Not only is Bruce Power’s nuclear safety performance is closely monitored by on-site CNSC staff and ongoing CNSC inspections, Bruce Power also has a Nuclear Safety Review Board each quarter. In addition, an Operational Safety and Review Team (OSART) mission from the International Atomic Energy Agency was held at Bruce B in 2015, with an IAEA follow up in 2017. The World Association of Nuclear Operators also conducted a peer review of Bruce Power in 2016. These international peer reviews are a vital part of Bruce Power’s continuous improvement program.
During the last licensing period, Bruce Power invested significant resources in ensuring plant, worker and public safety. Post-Fukushima plant modifications have added additional layers of safety, including improved emergency preparedness, additional emergency mitigation equipment and increased response capability. These measures were tested through Huron Resolve, a provincial-level exercise held over five days in 2016. Over 30 agencies and 1000 people participated. One of the two new back-up Emergency Management Centres was activated, as was the Crisis Management Team, including the CEO and other members of the Executive Team. Emergency mitigating equipment was successfully deployed, and emergency transportation response procedures were tested. Of course, we all hope these measures are never needed, but it is reassuring to know that emergency procedures have been tested.
Bruce Power recognizes that its site is located on the traditional territories of Indigenous Peoples and is committed to active and ongoing dialogue to better understand First Nations and metis way of life. To that end, Bruce Power has formal Protocol Agreements in place covering regulatory engagement, capacity building and community development. Bruce Power has invested in capacity funding to assist local First Nations in areas such as employment, business opportunities, economic development education and training.
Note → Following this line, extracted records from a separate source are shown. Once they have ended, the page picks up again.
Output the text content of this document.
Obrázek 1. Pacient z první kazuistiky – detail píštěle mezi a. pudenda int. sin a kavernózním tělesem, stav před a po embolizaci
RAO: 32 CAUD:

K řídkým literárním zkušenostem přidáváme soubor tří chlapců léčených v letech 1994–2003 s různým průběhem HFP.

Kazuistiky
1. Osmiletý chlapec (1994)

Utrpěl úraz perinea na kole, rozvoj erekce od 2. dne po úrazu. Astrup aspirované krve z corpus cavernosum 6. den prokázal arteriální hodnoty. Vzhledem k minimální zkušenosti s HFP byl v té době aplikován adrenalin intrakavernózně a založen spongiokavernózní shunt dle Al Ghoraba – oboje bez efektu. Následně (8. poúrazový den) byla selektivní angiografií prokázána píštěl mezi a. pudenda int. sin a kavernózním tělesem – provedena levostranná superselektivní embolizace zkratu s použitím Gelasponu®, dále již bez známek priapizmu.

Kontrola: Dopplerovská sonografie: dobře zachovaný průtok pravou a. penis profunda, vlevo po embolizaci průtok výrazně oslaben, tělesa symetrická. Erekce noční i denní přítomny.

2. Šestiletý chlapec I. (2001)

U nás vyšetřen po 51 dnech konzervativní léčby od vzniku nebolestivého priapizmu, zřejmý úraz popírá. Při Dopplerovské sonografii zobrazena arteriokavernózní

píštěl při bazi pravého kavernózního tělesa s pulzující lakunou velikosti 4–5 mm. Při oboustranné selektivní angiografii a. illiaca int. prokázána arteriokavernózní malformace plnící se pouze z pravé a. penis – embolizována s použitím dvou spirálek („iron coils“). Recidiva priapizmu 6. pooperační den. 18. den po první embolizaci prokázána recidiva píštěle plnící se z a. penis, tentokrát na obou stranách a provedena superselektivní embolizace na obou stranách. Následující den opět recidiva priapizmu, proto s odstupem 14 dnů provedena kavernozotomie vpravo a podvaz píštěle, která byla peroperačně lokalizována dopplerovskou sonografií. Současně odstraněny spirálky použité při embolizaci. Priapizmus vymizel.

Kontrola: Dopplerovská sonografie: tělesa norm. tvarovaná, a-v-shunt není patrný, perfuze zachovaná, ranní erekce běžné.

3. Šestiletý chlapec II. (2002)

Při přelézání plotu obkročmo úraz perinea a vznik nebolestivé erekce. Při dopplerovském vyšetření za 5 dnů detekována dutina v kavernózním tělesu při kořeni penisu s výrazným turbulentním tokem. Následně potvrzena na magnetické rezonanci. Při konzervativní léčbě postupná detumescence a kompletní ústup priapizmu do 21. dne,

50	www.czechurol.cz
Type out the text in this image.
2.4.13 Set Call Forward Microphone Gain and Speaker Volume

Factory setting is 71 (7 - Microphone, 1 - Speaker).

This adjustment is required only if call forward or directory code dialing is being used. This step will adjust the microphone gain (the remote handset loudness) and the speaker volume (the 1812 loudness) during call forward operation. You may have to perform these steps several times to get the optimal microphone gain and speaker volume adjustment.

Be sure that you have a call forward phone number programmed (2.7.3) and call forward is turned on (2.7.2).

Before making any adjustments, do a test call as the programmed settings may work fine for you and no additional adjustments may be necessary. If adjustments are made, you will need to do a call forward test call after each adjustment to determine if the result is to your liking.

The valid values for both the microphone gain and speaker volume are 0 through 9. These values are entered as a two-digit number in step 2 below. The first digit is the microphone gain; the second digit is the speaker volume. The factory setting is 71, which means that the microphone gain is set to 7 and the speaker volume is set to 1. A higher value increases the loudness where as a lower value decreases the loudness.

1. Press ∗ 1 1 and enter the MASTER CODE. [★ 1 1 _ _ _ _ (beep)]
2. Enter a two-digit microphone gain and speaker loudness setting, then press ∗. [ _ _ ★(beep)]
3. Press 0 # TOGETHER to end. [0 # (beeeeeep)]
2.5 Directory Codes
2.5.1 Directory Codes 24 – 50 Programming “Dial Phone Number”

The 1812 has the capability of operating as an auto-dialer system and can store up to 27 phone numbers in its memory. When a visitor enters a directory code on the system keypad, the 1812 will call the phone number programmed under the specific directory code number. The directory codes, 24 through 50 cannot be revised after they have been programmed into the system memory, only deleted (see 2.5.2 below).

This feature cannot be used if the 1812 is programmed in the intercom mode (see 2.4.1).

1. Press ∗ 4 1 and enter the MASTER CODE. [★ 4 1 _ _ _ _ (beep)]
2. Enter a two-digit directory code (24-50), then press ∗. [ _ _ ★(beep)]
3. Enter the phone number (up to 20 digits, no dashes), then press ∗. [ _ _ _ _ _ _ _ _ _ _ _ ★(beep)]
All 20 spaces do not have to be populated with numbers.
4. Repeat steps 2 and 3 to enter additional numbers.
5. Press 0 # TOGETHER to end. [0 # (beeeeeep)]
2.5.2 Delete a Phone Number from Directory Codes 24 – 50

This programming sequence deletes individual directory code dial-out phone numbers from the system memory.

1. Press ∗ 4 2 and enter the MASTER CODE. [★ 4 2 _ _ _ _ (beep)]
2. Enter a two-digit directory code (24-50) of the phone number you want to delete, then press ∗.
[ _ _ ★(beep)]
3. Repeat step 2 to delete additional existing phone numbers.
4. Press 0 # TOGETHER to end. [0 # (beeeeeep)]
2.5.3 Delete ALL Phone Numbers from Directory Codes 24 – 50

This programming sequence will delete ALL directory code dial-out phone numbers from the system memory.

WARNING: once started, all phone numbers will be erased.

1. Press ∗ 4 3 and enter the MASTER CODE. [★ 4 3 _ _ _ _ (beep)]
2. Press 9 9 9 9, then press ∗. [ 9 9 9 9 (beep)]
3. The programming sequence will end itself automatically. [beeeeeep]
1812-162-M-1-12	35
Bruce Power supports an Indigenous Employees Network and has created an Indigenous Community Investment Fund. In 2018, Bruce Power created an Indigenous Relations Suppliers Network. These efforts have been recognized with a Gold Level recertification for Progressive Aboriginal Relations by the Canadian Council for Aboriginal Relations.
Bruce Power is the largest employer in the region, supporting 22,000 direct and indirect jobs, as well as annual additional 5000 direct and indirect jobs during Major Component Replacement. Bruce Power’s employees, including the Executive Team, live in the community and the company actively encourages its employees to give back to the community through volunteering and participating in community activities. Bruce Power has a substantial sponsorship program with specific focus on health, safety and the environment.
In conclusion, the CNA believes that Bruce Power has clearly demonstrated operational excellence, a commitment to health safety and the environment. We strongly support Bruce Power’s request for a 10-year licence.
The CNA is a strong believer in the CNSC’s open, transparent public hearing process. The CNA has had the opportunity to appear before the CNSC with respect to other licensing hearings and we request the opportunity to make an oral presentation before the Commission.